A hazy future for homeowners insurance in California
Two of the state's top providers will no longer accept new applications, setting a grim precedent and adding another challenge for buyers.
Key points:
- State Farm and Allstate recently announced their decision to stop offering new policies to California homeowners.
- The increasing frequency of wildfires in the state, coupled with the high cost of homes, is a risky combination for insurers.
- Risk reduction measures are needed to help protect homes and communities from inevitable future disasters.
Summers tainted by thick clouds of wildfire smoke are nothing new for West Coasters. Even New Yorkers are now experiencing the phenomenon as a result of fires raging across eastern Canada, bringing the reality of climate change and natural disasters close to home for more Americans.

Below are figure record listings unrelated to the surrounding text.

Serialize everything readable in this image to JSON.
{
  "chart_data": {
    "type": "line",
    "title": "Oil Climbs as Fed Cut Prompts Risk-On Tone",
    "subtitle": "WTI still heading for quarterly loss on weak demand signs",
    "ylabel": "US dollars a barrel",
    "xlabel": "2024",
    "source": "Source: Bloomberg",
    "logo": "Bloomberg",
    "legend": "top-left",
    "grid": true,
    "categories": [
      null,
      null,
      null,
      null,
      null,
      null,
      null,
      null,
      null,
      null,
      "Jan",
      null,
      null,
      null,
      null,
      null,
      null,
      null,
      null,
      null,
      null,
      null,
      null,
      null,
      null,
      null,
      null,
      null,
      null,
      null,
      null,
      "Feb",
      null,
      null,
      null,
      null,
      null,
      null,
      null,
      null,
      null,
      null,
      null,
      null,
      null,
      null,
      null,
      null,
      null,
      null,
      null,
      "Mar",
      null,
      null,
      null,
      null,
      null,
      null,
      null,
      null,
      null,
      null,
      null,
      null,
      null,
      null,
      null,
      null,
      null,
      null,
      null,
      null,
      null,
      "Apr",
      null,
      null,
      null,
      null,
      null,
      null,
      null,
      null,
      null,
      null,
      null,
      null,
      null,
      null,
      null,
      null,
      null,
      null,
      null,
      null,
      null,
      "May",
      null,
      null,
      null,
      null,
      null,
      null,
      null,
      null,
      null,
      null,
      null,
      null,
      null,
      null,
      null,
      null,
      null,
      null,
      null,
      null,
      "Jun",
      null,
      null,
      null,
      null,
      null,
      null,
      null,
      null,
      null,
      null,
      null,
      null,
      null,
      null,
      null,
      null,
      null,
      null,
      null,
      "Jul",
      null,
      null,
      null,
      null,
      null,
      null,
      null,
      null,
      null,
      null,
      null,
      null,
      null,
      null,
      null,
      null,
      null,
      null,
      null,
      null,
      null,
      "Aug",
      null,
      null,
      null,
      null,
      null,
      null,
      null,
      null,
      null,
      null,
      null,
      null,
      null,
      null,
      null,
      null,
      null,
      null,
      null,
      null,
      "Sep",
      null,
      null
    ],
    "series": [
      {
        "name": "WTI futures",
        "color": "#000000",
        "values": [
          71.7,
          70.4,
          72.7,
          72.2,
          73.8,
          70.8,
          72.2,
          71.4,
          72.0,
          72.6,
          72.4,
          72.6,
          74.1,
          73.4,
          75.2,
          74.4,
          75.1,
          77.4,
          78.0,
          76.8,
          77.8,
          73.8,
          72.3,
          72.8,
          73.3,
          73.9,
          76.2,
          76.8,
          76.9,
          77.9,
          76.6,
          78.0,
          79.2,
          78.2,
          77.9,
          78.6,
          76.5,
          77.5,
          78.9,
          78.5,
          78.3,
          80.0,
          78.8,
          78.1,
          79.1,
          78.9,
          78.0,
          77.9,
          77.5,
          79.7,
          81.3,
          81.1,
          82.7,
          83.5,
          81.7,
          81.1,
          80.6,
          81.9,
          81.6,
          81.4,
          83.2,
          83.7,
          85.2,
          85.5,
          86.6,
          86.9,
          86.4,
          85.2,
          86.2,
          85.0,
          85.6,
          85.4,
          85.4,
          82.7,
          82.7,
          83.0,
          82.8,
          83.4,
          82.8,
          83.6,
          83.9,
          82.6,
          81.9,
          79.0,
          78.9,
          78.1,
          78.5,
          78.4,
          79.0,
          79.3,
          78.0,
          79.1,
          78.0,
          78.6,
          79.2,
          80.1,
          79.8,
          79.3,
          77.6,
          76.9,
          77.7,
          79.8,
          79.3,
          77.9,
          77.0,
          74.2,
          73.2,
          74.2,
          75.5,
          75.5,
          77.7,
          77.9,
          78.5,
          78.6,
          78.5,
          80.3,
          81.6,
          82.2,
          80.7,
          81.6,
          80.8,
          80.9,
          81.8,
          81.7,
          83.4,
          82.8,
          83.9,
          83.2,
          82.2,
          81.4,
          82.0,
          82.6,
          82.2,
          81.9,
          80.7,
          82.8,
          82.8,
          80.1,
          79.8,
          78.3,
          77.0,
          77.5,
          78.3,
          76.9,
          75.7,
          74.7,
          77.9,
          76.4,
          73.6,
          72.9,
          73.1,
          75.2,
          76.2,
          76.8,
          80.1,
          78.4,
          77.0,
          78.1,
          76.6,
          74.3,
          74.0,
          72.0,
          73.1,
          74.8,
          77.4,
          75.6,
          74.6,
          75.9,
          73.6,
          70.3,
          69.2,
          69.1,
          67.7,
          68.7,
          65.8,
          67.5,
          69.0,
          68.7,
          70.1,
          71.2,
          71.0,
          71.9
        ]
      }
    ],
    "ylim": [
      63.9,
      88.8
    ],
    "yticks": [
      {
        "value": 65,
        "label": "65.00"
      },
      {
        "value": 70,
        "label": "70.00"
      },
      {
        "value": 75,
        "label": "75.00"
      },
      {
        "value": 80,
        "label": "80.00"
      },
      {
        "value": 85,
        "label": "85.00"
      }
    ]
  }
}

The West Coast wildfire situation has become so dire that two major home insurers recently announced their decisions to wind down their exposure in California. Both State Farm and Allstate, who had been the No 1. and No. 4 insurance providers in California, will no longer issue new homeowner policies in the state, adding another challenge for prospective buyers in a state already plagued by an affordable housing crisis.
It's a situation that many Florida homeowners have already experienced in the last couple of years as numerous insurance companies have either scaled back or completely exited the Sunshine State in response to the high cost of covering hurricane and flood-related property damage.
And climate-related disasters are only expected to become more frequent and more devastating. According to the Harvard Joint Center for Housing Studies, over 14.5 million homes in 2021 were impacted by various natural disasters, such as hurricanes, hail and wildfires, which caused an estimated $57 billion in property damage — and insurers are taking note.
Why major insurers are leaving California
Allstate, State Farm and potentially others yet to come are turning away from California because of the risk — and potential cost — associated with insuring properties in regions increasingly prone to wildfires. That's especially true in a state where many high-risk areas, like Los Angeles, are also major population centers, Tom Larsen, a senior director with CoreLogic who studies wildfire risk and natural disasters, told Real Estate News.
"California is approximately 10% of the U.S. homeowners insurance market, so their decision to step back on 10% of their business is a really big deal," he said. "Numbers-wise, there's almost two million homes that are in the highest-risk areas in California and another two million that are a mid-level risk."
Roughly a quarter of all homes in California are at some level of risk from wildfires, Larsen added, which could be catastrophic to insurers in the case of a major disaster.
"An insurance policy is a promise to rebuild your home fully back to the contract value," he said. "Insurers are really worried about whether they will go out of business next year."
When a destructive tornado plows through the Midwest, it's not uncommon for a smaller, local home insurance company to fold, Larsen said. But after the powerful category 5 Hurricane Andrew hit the Southeast in the summer of 1992, even many major insurance companies became insolvent. That fear of insolvency is now causing insurers to exit California.
High home prices in at-risk areas a further deterrent for insurers
There are a number of issues working against California. Not only do a high percentage of properties face some level of disaster risk, but homes in many high-risk areas — such as greater Los Angeles, the San Francisco Bay Area and the Lake Tahoe region — are often priced above $1 million and would thus be very expensive to rebuild. And then there's the state's widely varying topography which could further complicate construction.
Insuring so many communities where home values are well above the national average no longer makes business sense for some major carriers, particularly as wildfires have become so frequent.
Making homes and communities safer against wildfires
Larsen warns that wildfires are not going away. However, there are opportunities to improve the construction and safety of future homes and communities as a whole. A real-life case study is taking place in Paradise, California, where over 10,000 homes were destroyed by a wildfire in 2018 but are currently being rebuilt.
"The challenge with Paradise is that an entire town burned down in eight hours," Larsen said. "How can you delay the speed of that fire going across that community so that you can get firefighting resources in there?"
When insurers are considering coverage options, they are looking at risk models that take entire communities into consideration.
"In risk reduction for wildfire, it's what can we do to reduce the risk not just on your property, but a half-mile away," Larsen said. "The risk of your home is highly related to the risk model — it makes it a little bit more challenging to solve, but it's one thing that can be solved."